Given the investment horizon of 90 days Franklin Credit Management is expected to under-perform the Hannon Armstrong. In addition to that, Franklin Credit is 9.69 times more volatile than Hannon Armstrong Sustainable. It trades about -0.04 of its total potential returns per unit of risk. Hannon Armstrong Sustainable is currently generating about 0.05 per unit of volatility. If you would invest  2,789  in Hannon Armstrong Sustainable on November 27, 2024 and sell it today you would earn a total of  46.00  from holding Hannon Armstrong Sustainable or generate 1.65% return on investment over 90 days.
Time Period3 Months [change]
DirectionMoves Against 
StrengthInsignificant
Accuracy100.0%
ValuesDaily Returns

Franklin Credit Management  vs.  Hannon Armstrong Sustainable

 Performance 
       Timeline  
Franklin Credit Mana 

Risk-Adjusted Performance

Insignificant

 
Weak
 
Strong
Compared to the overall equity markets, risk-adjusted returns on investments in Franklin Credit Management are ranked lower than 4 (%) of all global equities and portfolios over the last 90 days. In spite of very unsteady basic indicators, Franklin Credit displayed solid returns over the last few months and may actually be approaching a breakup point.
Hannon Armstrong Sus 

Risk-Adjusted Performance

Very Weak

 
Weak
 
Strong
Over the last 90 days Hannon Armstrong Sustainable has generated negative risk-adjusted returns adding no value to investors with long positions. Despite latest weak performance, the Stock's basic indicators remain strong and the recent confusion on Wall Street may also be a sign of long-lasting gains for the firm traders.
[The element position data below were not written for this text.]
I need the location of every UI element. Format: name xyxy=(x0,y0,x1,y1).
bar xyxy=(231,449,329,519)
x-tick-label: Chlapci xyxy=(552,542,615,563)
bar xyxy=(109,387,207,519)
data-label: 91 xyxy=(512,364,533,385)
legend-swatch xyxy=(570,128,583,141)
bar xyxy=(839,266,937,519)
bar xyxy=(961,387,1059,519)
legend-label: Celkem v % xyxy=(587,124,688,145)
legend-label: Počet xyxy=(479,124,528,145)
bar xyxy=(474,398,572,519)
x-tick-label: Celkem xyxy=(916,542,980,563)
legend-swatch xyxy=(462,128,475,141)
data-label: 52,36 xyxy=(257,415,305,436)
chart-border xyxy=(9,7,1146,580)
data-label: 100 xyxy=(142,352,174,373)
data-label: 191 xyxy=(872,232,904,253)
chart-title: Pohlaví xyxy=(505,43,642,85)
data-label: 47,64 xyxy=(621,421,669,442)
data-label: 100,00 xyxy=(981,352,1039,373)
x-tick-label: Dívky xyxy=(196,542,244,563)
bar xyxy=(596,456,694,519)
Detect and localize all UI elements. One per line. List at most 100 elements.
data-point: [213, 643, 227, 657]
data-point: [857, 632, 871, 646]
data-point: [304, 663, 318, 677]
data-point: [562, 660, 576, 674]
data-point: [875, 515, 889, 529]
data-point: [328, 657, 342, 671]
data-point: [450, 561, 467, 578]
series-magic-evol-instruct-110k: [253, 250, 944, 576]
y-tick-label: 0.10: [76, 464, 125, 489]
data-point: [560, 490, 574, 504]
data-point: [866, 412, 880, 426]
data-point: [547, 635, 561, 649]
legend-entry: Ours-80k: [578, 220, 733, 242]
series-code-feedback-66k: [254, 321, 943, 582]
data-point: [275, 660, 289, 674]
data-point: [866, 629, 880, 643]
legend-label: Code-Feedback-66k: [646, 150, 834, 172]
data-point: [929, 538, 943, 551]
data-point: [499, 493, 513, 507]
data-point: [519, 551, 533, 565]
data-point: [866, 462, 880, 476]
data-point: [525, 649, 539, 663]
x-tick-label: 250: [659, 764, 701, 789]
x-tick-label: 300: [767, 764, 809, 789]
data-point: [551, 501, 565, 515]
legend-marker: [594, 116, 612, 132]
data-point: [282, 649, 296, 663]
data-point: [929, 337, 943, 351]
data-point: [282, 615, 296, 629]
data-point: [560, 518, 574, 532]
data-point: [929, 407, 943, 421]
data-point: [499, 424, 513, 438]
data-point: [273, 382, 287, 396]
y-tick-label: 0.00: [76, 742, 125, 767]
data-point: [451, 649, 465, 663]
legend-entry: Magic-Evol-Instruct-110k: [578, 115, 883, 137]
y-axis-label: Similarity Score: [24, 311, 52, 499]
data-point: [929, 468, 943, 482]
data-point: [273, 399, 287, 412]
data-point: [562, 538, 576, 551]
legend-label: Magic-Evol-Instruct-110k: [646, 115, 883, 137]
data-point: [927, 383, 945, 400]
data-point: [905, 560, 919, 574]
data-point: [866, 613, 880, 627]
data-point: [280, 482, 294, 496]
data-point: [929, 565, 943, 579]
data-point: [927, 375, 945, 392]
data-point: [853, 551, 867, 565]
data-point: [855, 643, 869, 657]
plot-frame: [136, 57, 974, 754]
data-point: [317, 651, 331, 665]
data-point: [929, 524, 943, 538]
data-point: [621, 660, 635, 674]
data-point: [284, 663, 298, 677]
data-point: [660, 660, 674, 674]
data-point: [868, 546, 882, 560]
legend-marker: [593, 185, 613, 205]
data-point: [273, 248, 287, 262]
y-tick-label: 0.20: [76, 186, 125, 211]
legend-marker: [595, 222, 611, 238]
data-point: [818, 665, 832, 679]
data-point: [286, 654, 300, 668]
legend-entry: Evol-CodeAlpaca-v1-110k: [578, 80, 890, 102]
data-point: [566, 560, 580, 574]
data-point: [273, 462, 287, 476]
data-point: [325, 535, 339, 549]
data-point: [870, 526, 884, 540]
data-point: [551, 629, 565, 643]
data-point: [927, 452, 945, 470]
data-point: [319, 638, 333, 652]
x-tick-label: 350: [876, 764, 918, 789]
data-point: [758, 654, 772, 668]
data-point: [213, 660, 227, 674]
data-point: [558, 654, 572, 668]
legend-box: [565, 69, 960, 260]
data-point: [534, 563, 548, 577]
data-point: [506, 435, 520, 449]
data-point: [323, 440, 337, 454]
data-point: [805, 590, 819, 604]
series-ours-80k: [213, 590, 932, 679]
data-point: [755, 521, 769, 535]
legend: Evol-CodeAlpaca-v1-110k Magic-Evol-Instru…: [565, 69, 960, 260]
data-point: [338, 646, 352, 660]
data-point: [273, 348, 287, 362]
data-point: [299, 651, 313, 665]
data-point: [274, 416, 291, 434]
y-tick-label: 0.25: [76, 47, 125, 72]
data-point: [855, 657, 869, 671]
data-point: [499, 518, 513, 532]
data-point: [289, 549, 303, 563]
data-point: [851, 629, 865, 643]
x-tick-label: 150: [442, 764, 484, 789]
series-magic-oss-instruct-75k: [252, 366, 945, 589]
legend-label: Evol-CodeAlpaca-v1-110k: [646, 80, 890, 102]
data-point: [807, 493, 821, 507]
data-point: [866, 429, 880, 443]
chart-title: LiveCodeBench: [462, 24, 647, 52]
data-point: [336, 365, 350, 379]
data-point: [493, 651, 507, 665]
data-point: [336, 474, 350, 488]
Franklin Credit and Hannon Armstrong Volatility Contrast

   Predicted Return Density   
       Returns  

Pair Trading with Franklin Credit and Hannon Armstrong

The main advantage of trading using opposite Franklin Credit and Hannon Armstrong positions is that it hedges away some unsystematic risk. Because of two separate transactions, even if Franklin Credit position performs unexpectedly, Hannon Armstrong can make up some of the losses. Pair trading also minimizes risk from directional movements in the market. For example, if an entire industry or sector drops because of unexpected headlines, the short position in Hannon Armstrong will offset losses from the drop in Hannon Armstrong's long position.
The idea behind Franklin Credit Management and Hannon Armstrong Sustainable pairs trading is to make the combined position market-neutral, meaning the overall market's direction will not affect its win or loss (or potential downside or upside). This can be achieved by designing a pairs trade with two highly correlated stocks or equities that operate in a similar space or sector, making it possible to obtain profits through simple and relatively low-risk investment.
Check out your portfolio center.
Note that this page's information should be used as a complementary analysis to find the right mix of equity instruments to add to your existing portfolios or create a brand new portfolio. You can also try the Portfolio Optimization module to compute new portfolio that will generate highest expected return given your specified tolerance for risk.